The UK-based Economist, which some time ago abandoned its mission of serious economic reporting to trumpet popular social justice issues, offers a lazy assessment of summer heat as the result of manmade “global warming.”
“Earth is smouldering,” the essay begins ominously, referencing wildfires in California, Seattle, Athens, and Siberia before announcing that elsewhere “people are suffocating in the heat.”
“Such calamities, once considered freakish, are now commonplace,” the magazine declares with historical conviction.
The article cites an anonymous “early analysis” to make the remarkable claim that “this sweltering European summer would have been less than half as likely were it not for human-induced global warming.” Any student of statistics knows that this assertion is ridiculous on its face, but the Economist can be reasonably certain that its readership will not bother to question the reigning groupthink.
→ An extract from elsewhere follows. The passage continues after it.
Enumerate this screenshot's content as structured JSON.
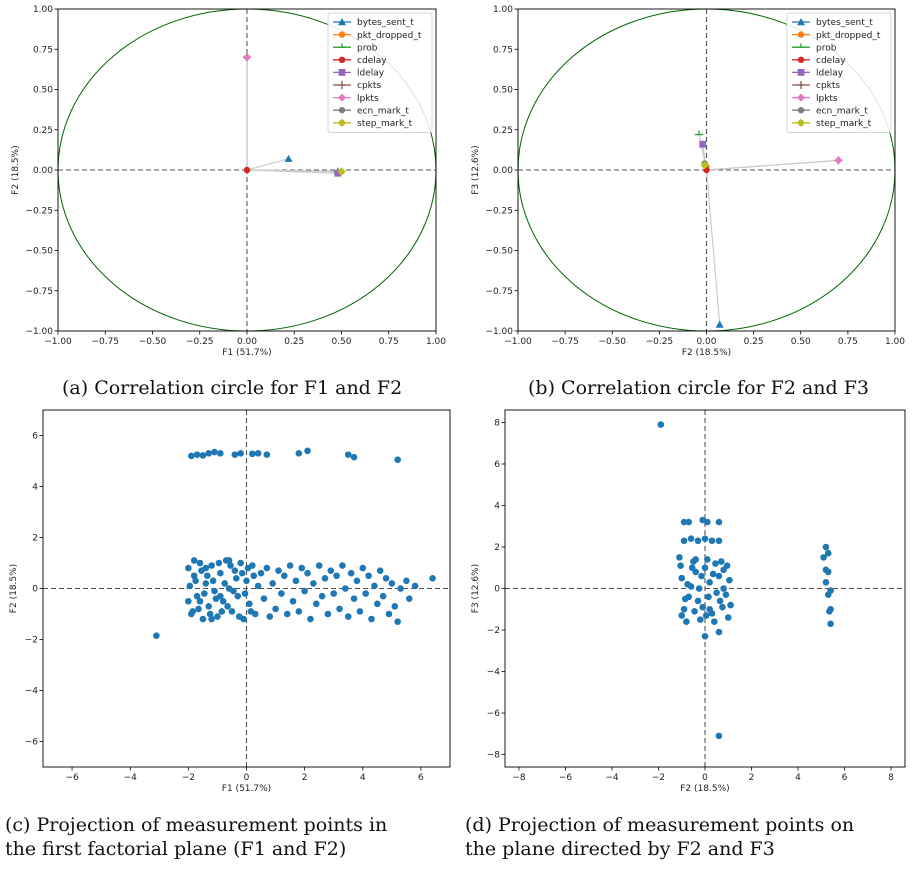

As per usual with such climate stories, the upshot is always political, and it does not take the Economist long to get to its point: the Paris Climate Accord is failing.
Rising investments in oil and gas and greater demand for coal — which one would expect to please a magazine called “The Economist” — have the opposite effect, and the editors rend their garments over this catastrophe. Equally upsetting is that subsidies for renewables, such as wind and solar power, are “dwindling in many places and investment has stalled.”
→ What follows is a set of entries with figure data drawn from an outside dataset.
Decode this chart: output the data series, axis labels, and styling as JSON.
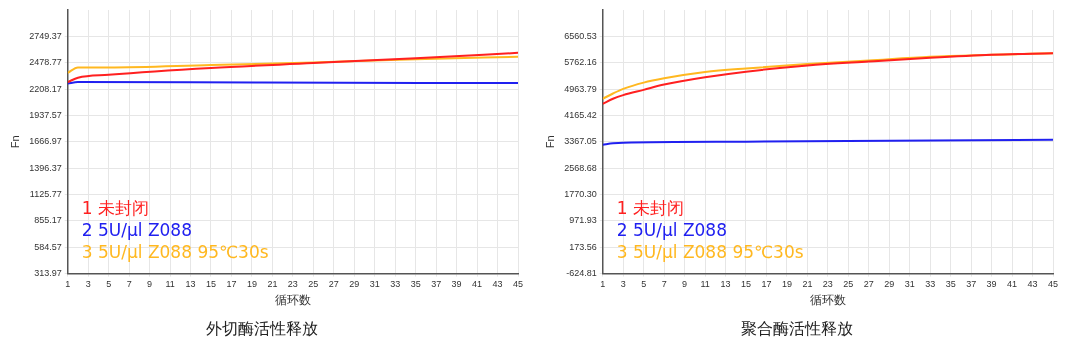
{
  "chart_data": [
    {
      "type": "line",
      "title": "外切酶活性释放",
      "xlabel": "循环数",
      "ylabel": "Fn",
      "xlim": [
        1,
        45
      ],
      "xticks": [
        1,
        3,
        5,
        7,
        9,
        11,
        13,
        15,
        17,
        19,
        21,
        23,
        25,
        27,
        29,
        31,
        33,
        35,
        37,
        39,
        41,
        43,
        45
      ],
      "ylim": [
        313.97,
        3019.97
      ],
      "yticks": [
        313.97,
        584.57,
        855.17,
        1125.77,
        1396.37,
        1666.97,
        1937.57,
        2208.17,
        2478.77,
        2749.37
      ],
      "grid": true,
      "legend": "bottom left",
      "marker": "none",
      "line_style": "solid",
      "series": [
        {
          "name": "1 未封闭",
          "color": "#ff2020",
          "x": [
            1,
            2,
            5,
            15,
            25,
            35,
            45
          ],
          "values": [
            2280,
            2325,
            2355,
            2425,
            2475,
            2525,
            2580
          ]
        },
        {
          "name": "2 5U/µl Z088",
          "color": "#2020f0",
          "x": [
            1,
            2,
            20,
            45
          ],
          "values": [
            2265,
            2280,
            2275,
            2270
          ]
        },
        {
          "name": "3 5U/µl Z088 95℃30s",
          "color": "#ffb820",
          "x": [
            1,
            2,
            5,
            15,
            25,
            35,
            45
          ],
          "values": [
            2375,
            2430,
            2430,
            2455,
            2480,
            2515,
            2540
          ]
        }
      ]
    },
    {
      "type": "line",
      "title": "聚合酶活性释放",
      "xlabel": "循环数",
      "ylabel": "Fn",
      "xlim": [
        1,
        45
      ],
      "xticks": [
        1,
        3,
        5,
        7,
        9,
        11,
        13,
        15,
        17,
        19,
        21,
        23,
        25,
        27,
        29,
        31,
        33,
        35,
        37,
        39,
        41,
        43,
        45
      ],
      "ylim": [
        -624.81,
        7358.9
      ],
      "yticks": [
        -624.81,
        173.56,
        971.93,
        {
          "value": 1770.3,
          "label": "1770.30"
        },
        2568.68,
        3367.05,
        4165.42,
        4963.79,
        5762.16,
        6560.53
      ],
      "grid": true,
      "legend": "bottom left",
      "marker": "none",
      "line_style": "solid",
      "series": [
        {
          "name": "1 未封闭",
          "color": "#ff2020",
          "x": [
            1,
            2,
            3,
            5,
            7,
            11,
            15,
            21,
            27,
            33,
            39,
            45
          ],
          "values": [
            4520,
            4670,
            4780,
            4940,
            5100,
            5320,
            5490,
            5680,
            5800,
            5910,
            6000,
            6050
          ]
        },
        {
          "name": "2 5U/µl Z088",
          "color": "#2020f0",
          "x": [
            1,
            2,
            3,
            15,
            45
          ],
          "values": [
            3280,
            3320,
            3340,
            3370,
            3430
          ]
        },
        {
          "name": "3 5U/µl Z088 95℃30s",
          "color": "#ffb820",
          "x": [
            1,
            2,
            3,
            5,
            7,
            11,
            15,
            21,
            27,
            33,
            39,
            45
          ],
          "values": [
            4670,
            4830,
            4970,
            5160,
            5290,
            5480,
            5590,
            5720,
            5830,
            5940,
            6000,
            6050
          ]
        }
      ]
    }
  ]
}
It is tempting to think that mankind, with its instinct for self-preservation, “will muddle through to a victory over global warming,” the magazine states. “In fact, it is losing the war.”
“Fossil fuels are easier to hook up to today’s grids than renewables that depend on the sun shining and the wind blowing,” the article informs its readers, and the more fossil fuels a country consumes, “the harder it is to wean itself off them.”
While the essay blames “powerful lobbies” for the growing demand for fossil fuels, it fails to address the true underlying cause, which is simply economic. Freed from the ideologies propping up expensive renewable energy, people are turning to inexpensive fossil fuels to drive economic growth.
Undaunted, the Economist declares that “climate listlessness must be tackled head on.”
“Western countries grew wealthy on a carbon-heavy diet of industrial development. They must honour their commitment in the Paris agreement to help poorer places both adapt to a warmer Earth and also abate future emissions without sacrificing the growth needed to leave poverty behind,” it states.
And since averting climate change “will come at a short-term financial cost,” the magazine acknowledges, market forces will not move people to make the necessary sacrifices and government must therefore step in to coerce them.
“Politicians have an essential role to play in making the case for reform and in ensuring that the most vulnerable do not bear the brunt of the change,” the essay notes euphemistically, where making “the case for reform” translates into heavy-handed regulation and state control.
“Perhaps global warming will help them fire up the collective will,” the Economist adds cheerfully.
But if not, there is always force, not the force of argument — which is clearly failing — but the force of ideology backed up by political will.